Greeting to you all,

My name is Tom and I've been a professional bricklayer for almost 20 years. Due to back issues i was forced to stay home but I didn't lose my passion for them brickies. That's why I recently started blogging to share my bricklaying knowledge with the world wide web.

As i'm new to blogging and i have butterfingers when it comes to computers, my friend helped me out setting up a website and gave me tips to get started. I was wondering if anyone has any tips or tricks that i can use to improve my website. It would be great if you can leave some feedback either positive or negative. Any feedback is welcome. Personally i think that the layout is OK, but the posts can be improved a bit more. Any topic ideas about bricklaying are welcome as well!

Thanks!

ps. I'm not sure if I can place a link here, so if you want to look up my website you can search for 'allaboutzone bricklaying'


----------



## Gabriel.supreme (Apr 11, 2017)

Hey Tom,

Glad to see you embrace a new area you may not be so familiar with, managing to combine your life-long experience in the field and passion for bricklaying with IT. If I may make a couple of suggestions: the header image needs to be resized. If you want to keep it that big on the homepage, you need to change its resolution, use one with a higher resolution i.e. as the one you have appears pixelated. My personal opinion is that it's way too big and takes up almost the entire page once someone arrives on your website. I'd also change its content, maybe use a better framed/composition picture, as the current one has a bit of a 'too close for comfort' zoom.

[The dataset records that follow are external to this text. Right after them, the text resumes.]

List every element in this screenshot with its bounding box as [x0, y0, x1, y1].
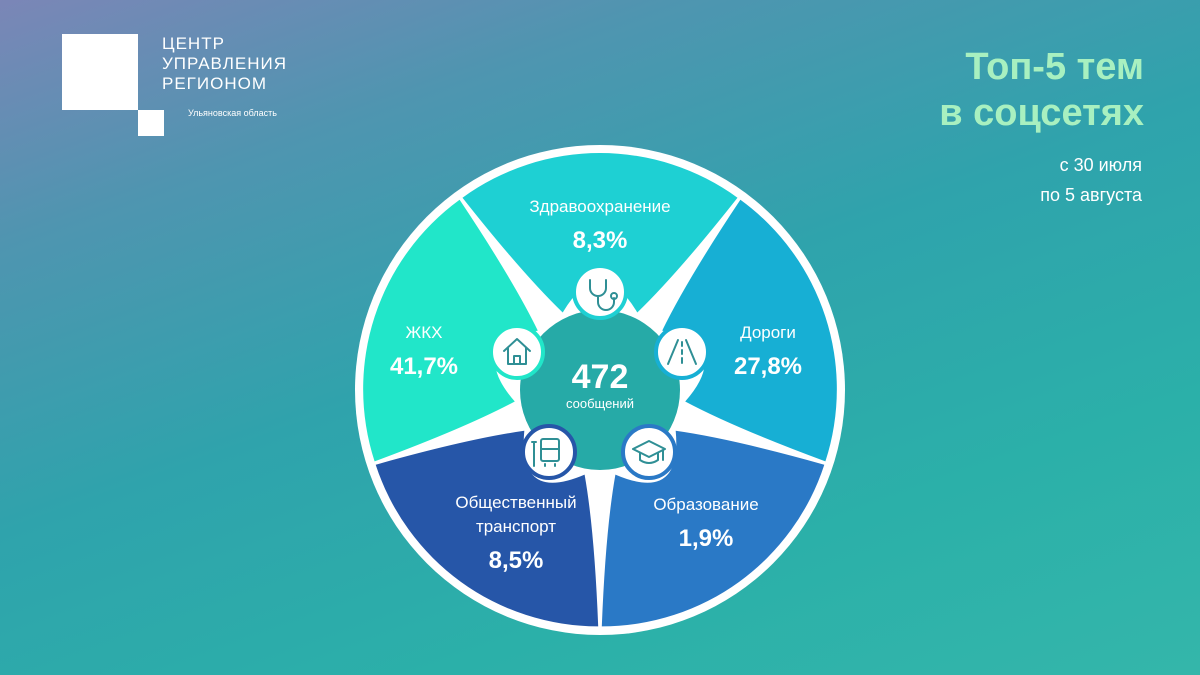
- chart-slice: [601, 430, 825, 627]
- slice-value: 41,7%: [390, 353, 458, 380]
- stethoscope-icon: [572, 264, 628, 320]
- slice-label: Образование: [653, 495, 758, 514]
- chart-slice: [363, 199, 538, 462]
- logo-square-small: [138, 110, 164, 136]
- chart-slice: [662, 199, 837, 462]
- slice-label: ЖКХ: [406, 323, 443, 342]
- title-line-1: Топ-5 тем: [965, 46, 1144, 88]
- road-icon: [654, 324, 710, 380]
- slice-label: Общественный: [455, 493, 576, 512]
- slice-value: 8,5%: [489, 547, 544, 574]
- logo-line-1: ЦЕНТР: [162, 34, 225, 53]
- slice-label: транспорт: [476, 517, 556, 536]
- slice-value: 8,3%: [573, 227, 628, 254]
- slice-value: 1,9%: [679, 525, 734, 552]
- logo-region: Ульяновская область: [188, 108, 277, 118]
- bus-icon: [521, 424, 577, 480]
- house-icon: [489, 324, 545, 380]
- period-line-1: с 30 июля: [1059, 155, 1142, 175]
- slice-value: 27,8%: [734, 353, 802, 380]
- slice-label: Здравоохранение: [529, 197, 670, 216]
- title-line-2: в соцсетях: [939, 92, 1144, 134]
- logo-square-large: [62, 34, 138, 110]
- logo-line-2: УПРАВЛЕНИЯ: [162, 54, 287, 73]
- period-line-2: по 5 августа: [1040, 185, 1142, 205]
- logo-name: ЦЕНТР УПРАВЛЕНИЯ РЕГИОНОМ: [162, 34, 287, 94]
- total-count: 472: [572, 358, 629, 396]
- logo: ЦЕНТР УПРАВЛЕНИЯ РЕГИОНОМ Ульяновская об…: [62, 34, 322, 144]
- page-title: Топ-5 тем в соцсетях: [939, 44, 1144, 136]
- date-range: с 30 июля по 5 августа: [1040, 150, 1142, 210]
- chart-slice: [462, 153, 738, 313]
- total-label: сообщений: [566, 396, 634, 411]
- chart-slice: [375, 430, 599, 627]
- graduation-cap-icon: [621, 424, 677, 480]
- logo-line-3: РЕГИОНОМ: [162, 74, 267, 93]
- slice-label: Дороги: [740, 323, 796, 342]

The rest of the website is clean and looks good. The animations for each post are just right, not too fast and not too slow, while the pictures behind them seem to have decent resolutions so you don't have any of the previously mentioned issues. However, the header image you use once the user reaches the blog post also suffers from the low-res syndrome. You should change it with a higher-res version. Internet speeds have come a long way and if you're worried about loading times and traffic you shouldn't.

Your cross links seem good and the articles are definitely written with a lot of passion and knowledge. Any reader can tell and the text is nicely formatted with an easy to read layout on the pages. You could consider making the text column narrower as it does look a bit too wide at the moment but it's not terribly disturbing!

Good luck and keep writing!


----------